Peki seçmenler ne istiyor?
Yerel seçimlere doğru siyasi aktörlerle birlikte, manipülasyoncu anketçiler de sahaya iniyorlar. Seçimlerin muhatabı yerel adaylar ise, yapacakları hizmetleri tanıtacak yerde, siyasi elitlerin, liderlerin kendilerine gösterdiği teveccühe layık olmak için gayret edeceklerini beyan etmekle yetiniyorlar.
Tâbidir ki gerdan kırarak, karnından konuşup, bol keseden atıp tutan aştırma şirketleride boş durmuyorlar. Televizyon ekranlarında yüksek perdeden mavra kesip, seçim analizi diyerek lafügüzaf edip, gevezelik yapıyorlar.
Olayların tahlilinde yandaş yorumcular ise, insanların anlayabileceği sadelikte dil ve uslup kullanmaktan ziyade, kendilerini anlaşılmaz kılan ve entellektüelizmle bağdaşmayan “Kelâm israfı” yaparak, zihinleri bulandırıp, sonuçları manipüle etmeye çalışıyorlar.
Peki vatandaş ne istiyor?
Demokratik rejimlerin vazgeçilmezi egemenlik hakkının sahibi olan vatandaş, öncelikle kendi rızasına bağlı olarak, eğemenlik hakkını kullanma yetkisi verdiği siyaset kurumunun, sandıkta tecelli eden millet iradesine saygılı olmasını istiyor. Erkler arası ilişkilerde kuvvetler ayrılığı prensibine bağlı kalarak yetki kullanımı kavgası değil, anayasal düzene karşı sorumluluk bilinciyle hareket edilmesini, bürokratik vesayete fırsat verilmemesini istiyor.
Hukuk devleti ve adaletin tecellisi anlamında, “Ergenokon ve Balyoz” gibi davalardan ders çıkartarak, yargı süreçlerinin hukuk ve adalete uygun süreçler olarak işletilmesini ve yargı da usulsüzlük yapılmamasını istiyor. Varsa suç unsuru masumiyet karinesi ihlal edilmeden üzerine gidilsin, fakat suçun ferdiliği ilkesi gözardı edilmesin istiyor.
Hukuk devleti ilkerini yıpratmak maksadıyla, hayali suç isnad edilerek, hukuka, adalete, demokratik ilke ve değerlere, parlementoya itibar kaybettirilmesin istiyor. Siyasi partilerin hangi maksatla olursa olsun, demokrasiyi tehlikeye atacak kadar başka arayışlara yönelerek, demokratik plüralizm (çoğulculuk) kültürüne uygun düşmeyen tavırlardan sakınmasını istiyor.
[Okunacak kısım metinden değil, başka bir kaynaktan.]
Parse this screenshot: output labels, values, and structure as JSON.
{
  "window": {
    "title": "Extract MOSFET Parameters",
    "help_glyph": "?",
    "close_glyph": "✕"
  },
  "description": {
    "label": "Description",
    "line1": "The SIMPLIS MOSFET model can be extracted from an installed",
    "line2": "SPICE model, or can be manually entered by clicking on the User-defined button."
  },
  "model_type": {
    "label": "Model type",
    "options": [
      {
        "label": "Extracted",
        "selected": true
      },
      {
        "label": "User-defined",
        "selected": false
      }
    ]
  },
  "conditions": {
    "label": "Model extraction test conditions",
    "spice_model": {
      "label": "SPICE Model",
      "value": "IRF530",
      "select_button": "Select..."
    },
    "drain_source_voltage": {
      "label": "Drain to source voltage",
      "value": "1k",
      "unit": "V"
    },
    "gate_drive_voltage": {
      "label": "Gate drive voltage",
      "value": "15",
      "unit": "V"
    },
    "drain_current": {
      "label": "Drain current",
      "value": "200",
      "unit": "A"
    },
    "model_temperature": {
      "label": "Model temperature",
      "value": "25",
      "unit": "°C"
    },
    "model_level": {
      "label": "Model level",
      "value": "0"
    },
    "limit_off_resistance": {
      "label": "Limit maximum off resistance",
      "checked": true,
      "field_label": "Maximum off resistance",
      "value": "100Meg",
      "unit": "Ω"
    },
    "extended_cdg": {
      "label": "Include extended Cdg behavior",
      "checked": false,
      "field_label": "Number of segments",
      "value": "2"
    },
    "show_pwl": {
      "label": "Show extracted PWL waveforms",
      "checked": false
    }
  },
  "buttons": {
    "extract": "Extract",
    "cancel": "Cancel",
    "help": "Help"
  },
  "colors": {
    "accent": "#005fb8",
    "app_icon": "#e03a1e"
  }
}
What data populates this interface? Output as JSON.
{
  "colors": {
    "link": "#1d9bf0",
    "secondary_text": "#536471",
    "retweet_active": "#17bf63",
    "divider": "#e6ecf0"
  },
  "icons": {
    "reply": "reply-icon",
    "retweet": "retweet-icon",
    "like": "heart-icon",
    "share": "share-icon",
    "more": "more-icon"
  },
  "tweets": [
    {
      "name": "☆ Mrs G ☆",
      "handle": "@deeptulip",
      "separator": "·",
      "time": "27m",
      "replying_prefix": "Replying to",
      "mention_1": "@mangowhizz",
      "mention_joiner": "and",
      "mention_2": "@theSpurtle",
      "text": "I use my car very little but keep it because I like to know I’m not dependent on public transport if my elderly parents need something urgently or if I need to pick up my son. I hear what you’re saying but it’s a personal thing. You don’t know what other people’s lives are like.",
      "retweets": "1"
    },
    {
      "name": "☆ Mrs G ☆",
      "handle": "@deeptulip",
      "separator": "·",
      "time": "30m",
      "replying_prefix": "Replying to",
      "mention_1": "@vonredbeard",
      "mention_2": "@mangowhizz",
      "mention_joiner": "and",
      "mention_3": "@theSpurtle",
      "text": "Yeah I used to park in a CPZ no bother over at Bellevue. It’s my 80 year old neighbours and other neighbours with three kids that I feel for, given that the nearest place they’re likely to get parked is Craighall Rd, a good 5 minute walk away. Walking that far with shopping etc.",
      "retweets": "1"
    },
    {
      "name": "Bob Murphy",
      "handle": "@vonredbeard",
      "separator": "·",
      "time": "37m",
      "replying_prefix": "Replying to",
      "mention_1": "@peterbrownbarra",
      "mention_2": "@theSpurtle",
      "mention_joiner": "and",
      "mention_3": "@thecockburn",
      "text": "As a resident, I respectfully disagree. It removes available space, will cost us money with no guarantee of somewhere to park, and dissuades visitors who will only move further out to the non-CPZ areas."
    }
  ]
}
Vatandaş, geçmişe dönme korkusu uyandıracak her türlü tartışmadan uzak durulsun, korku imparatorluğu yaratmak isteyenlere fırsat verilmesin istiyor. Türkiye demokratik hak ve özgürlükleri kısıtlayan kötü bir imaja sahip olmasın, dış ilişkilerde ise, geçmişin çeket ilikleyen teslimiyetçi zihniyetinden farklı, dik duran, fakat diklenmeyen bir ülke olsun istiyor. Yoksulluk ve sefaletle boğuşmayan, sosyal, kültürel ve ekonomik, her alanda elde edilen kazanımlar heba edilmesin istiyor.
Hasılı bir temenniyle yazımı sonlandırmak isterim.
Yerel seçimlerde: moderniteye uygun, çağdaş kentsel dönüşüm anlayışıyla hareket eden, şehirleri köy olmaktan kurtararak şehirlilik kültürünü yerleştirecek adayların kazanmasını diler ve temenni ederim.